The lack of a really legitimate claim doesn't stop businesses in the greater Los Angeles area from trying to cash in on their general proximity to "Tinseltown." (I hate that word, but at this point I'm already looking for a synonym to "Hollywood.") When I used to live down on the West Side, there was a dry cleaner near me called Cinema Cleaners. I found that hilarious. It was just some hole-in-the-wall dry cleaners in Culver City, not a place where famous people take their clothes to be pressed, not a place where wardrobe departments cleanse their inventory prior to the next shoot. Someone at this mom and pop organization just thought naming their business Cinema Cleaners might bring in an extra 32 bucks a week.

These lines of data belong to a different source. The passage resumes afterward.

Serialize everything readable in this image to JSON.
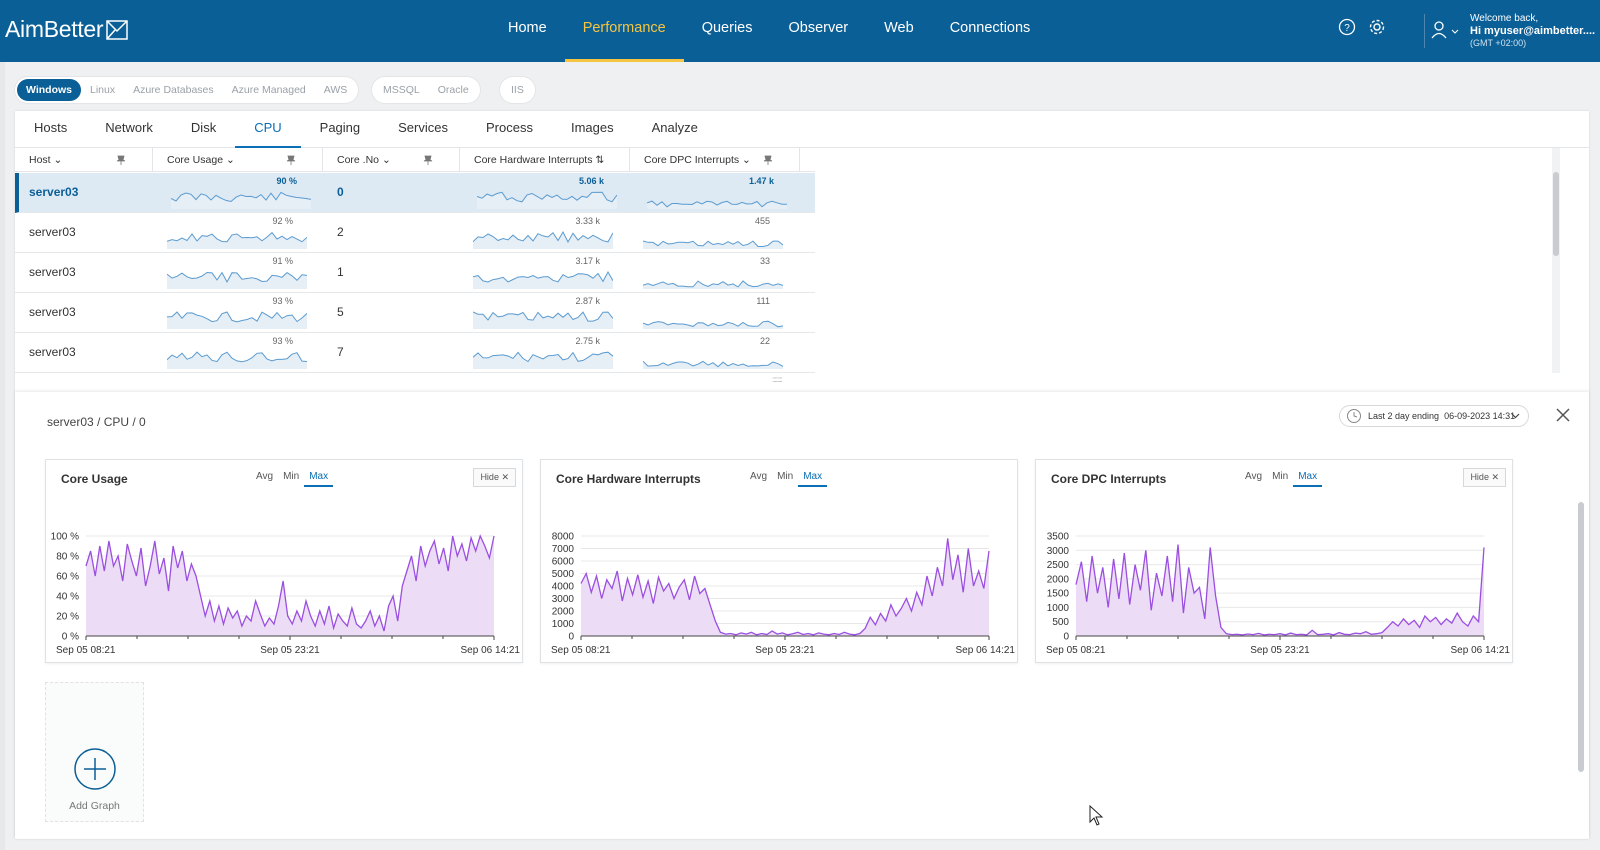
{
  "header": {
    "logo": "AimBetter",
    "nav": [
      "Home",
      "Performance",
      "Queries",
      "Observer",
      "Web",
      "Connections"
    ],
    "active_nav": 1,
    "welcome": "Welcome back,",
    "user": "Hi myuser@aimbetter....",
    "timezone": "(GMT +02:00)"
  },
  "platforms": {
    "group1": [
      "Windows",
      "Linux",
      "Azure Databases",
      "Azure Managed",
      "AWS"
    ],
    "group2": [
      "MSSQL",
      "Oracle"
    ],
    "group3": [
      "IIS"
    ]
  },
  "tabs": [
    "Hosts",
    "Network",
    "Disk",
    "CPU",
    "Paging",
    "Services",
    "Process",
    "Images",
    "Analyze"
  ],
  "columns": {
    "host": "Host",
    "core_usage": "Core Usage",
    "core_no": "Core .No",
    "hw_interrupts": "Core Hardware Interrupts",
    "dpc_interrupts": "Core DPC Interrupts"
  },
  "rows": [
    {
      "host": "server03",
      "usage": "90 %",
      "core": "0",
      "hw": "5.06 k",
      "dpc": "1.47 k"
    },
    {
      "host": "server03",
      "usage": "92 %",
      "core": "2",
      "hw": "3.33 k",
      "dpc": "455"
    },
    {
      "host": "server03",
      "usage": "91 %",
      "core": "1",
      "hw": "3.17 k",
      "dpc": "33"
    },
    {
      "host": "server03",
      "usage": "93 %",
      "core": "5",
      "hw": "2.87 k",
      "dpc": "111"
    },
    {
      "host": "server03",
      "usage": "93 %",
      "core": "7",
      "hw": "2.75 k",
      "dpc": "22"
    }
  ],
  "detail": {
    "breadcrumb": "server03 / CPU / 0",
    "range_label": "Last 2 day ending",
    "range_date": "06-09-2023 14:31",
    "graph_tabs": [
      "Avg",
      "Min",
      "Max"
    ],
    "hide_label": "Hide",
    "add_graph": "Add Graph"
  },
  "chart_data": [
    {
      "type": "area",
      "title": "Core Usage",
      "y_unit": "%",
      "ylim": [
        0,
        100
      ],
      "yticks": [
        "100 %",
        "80 %",
        "60 %",
        "40 %",
        "20 %",
        "0 %"
      ],
      "xticks": [
        "Sep 05 08:21",
        "Sep 05 23:21",
        "Sep 06 14:21"
      ],
      "values": [
        70,
        85,
        60,
        90,
        65,
        95,
        70,
        80,
        55,
        92,
        75,
        60,
        88,
        50,
        70,
        95,
        62,
        78,
        45,
        90,
        68,
        85,
        55,
        72,
        60,
        40,
        20,
        35,
        15,
        30,
        12,
        28,
        18,
        25,
        10,
        20,
        15,
        35,
        22,
        10,
        18,
        12,
        30,
        55,
        20,
        12,
        25,
        15,
        35,
        20,
        10,
        25,
        12,
        30,
        8,
        22,
        15,
        10,
        28,
        12,
        8,
        15,
        25,
        10,
        20,
        5,
        30,
        40,
        15,
        50,
        65,
        80,
        55,
        90,
        70,
        85,
        95,
        72,
        88,
        65,
        100,
        80,
        92,
        75,
        98,
        85,
        100,
        90,
        78,
        100
      ]
    },
    {
      "type": "area",
      "title": "Core Hardware Interrupts",
      "ylim": [
        0,
        8000
      ],
      "yticks": [
        "8000",
        "7000",
        "6000",
        "5000",
        "4000",
        "3000",
        "2000",
        "1000",
        "0"
      ],
      "xticks": [
        "Sep 05 08:21",
        "Sep 05 23:21",
        "Sep 06 14:21"
      ],
      "values": [
        4200,
        5000,
        3500,
        4800,
        3000,
        4500,
        3800,
        5200,
        2800,
        4600,
        3300,
        4900,
        3100,
        4400,
        2600,
        4700,
        3600,
        4200,
        3000,
        3900,
        4500,
        2900,
        4800,
        3400,
        3800,
        2500,
        1200,
        300,
        150,
        200,
        100,
        250,
        150,
        300,
        100,
        200,
        120,
        400,
        150,
        250,
        100,
        180,
        300,
        120,
        200,
        100,
        250,
        150,
        100,
        200,
        120,
        300,
        150,
        100,
        200,
        600,
        1500,
        900,
        1800,
        1200,
        2500,
        1600,
        2200,
        3000,
        2000,
        3500,
        2500,
        4800,
        3200,
        5500,
        4000,
        7800,
        4500,
        6500,
        3500,
        7000,
        4000,
        5200,
        3800,
        6800
      ]
    },
    {
      "type": "area",
      "title": "Core DPC Interrupts",
      "ylim": [
        0,
        3500
      ],
      "yticks": [
        "3500",
        "3000",
        "2500",
        "2000",
        "1500",
        "1000",
        "500",
        "0"
      ],
      "xticks": [
        "Sep 05 08:21",
        "Sep 05 23:21",
        "Sep 06 14:21"
      ],
      "values": [
        1800,
        2600,
        1200,
        2800,
        1500,
        2400,
        1000,
        2700,
        1300,
        2900,
        1100,
        2500,
        1600,
        3000,
        900,
        2200,
        1400,
        2800,
        1200,
        3200,
        800,
        2400,
        1500,
        1700,
        600,
        3100,
        1400,
        300,
        80,
        50,
        60,
        40,
        70,
        50,
        90,
        40,
        60,
        50,
        80,
        40,
        100,
        50,
        60,
        40,
        200,
        50,
        60,
        80,
        40,
        120,
        60,
        50,
        100,
        80,
        150,
        60,
        80,
        120,
        300,
        500,
        350,
        600,
        400,
        550,
        300,
        700,
        500,
        650,
        400,
        600,
        450,
        800,
        500,
        350,
        700,
        500,
        3100
      ]
    }
  ]
}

And maybe it does.

But maybe I'm being too hard on this Regency Theater next to a Home Depot and across from a McDonald's. Because at least a movie theater has a legitimate reason to play up Hollywood. I mean, that's where the movies are made. They may not be trying to say "Here we are, in Hollywood!" They may just be trying to say "Here are some movies that Hollywood made!"

In fact, you'd be quite likely to see a Hollywood mural (for lack of a better term) in places that were decidedly not Hollywood, like the 18-screen multiplex in Cedar Rapids, Iowa, or the 22-screen behemoth in Brunswick, Georgia. (Note: Any similarity to actual movie theaters, either living or dead, is purely coincidental.) In those places, a Hollywood mural would represent the kind of gee-whiz, starstruck, anything-is-possible optimism that has put young wannabes on buses to Los Angeles for time immemorial.

But in Van Nuys? Most of these people have actually been to the real Hollywood. And they know this ain't it. This ain't even a close facsimile.

I don't know, just something I was thinking about.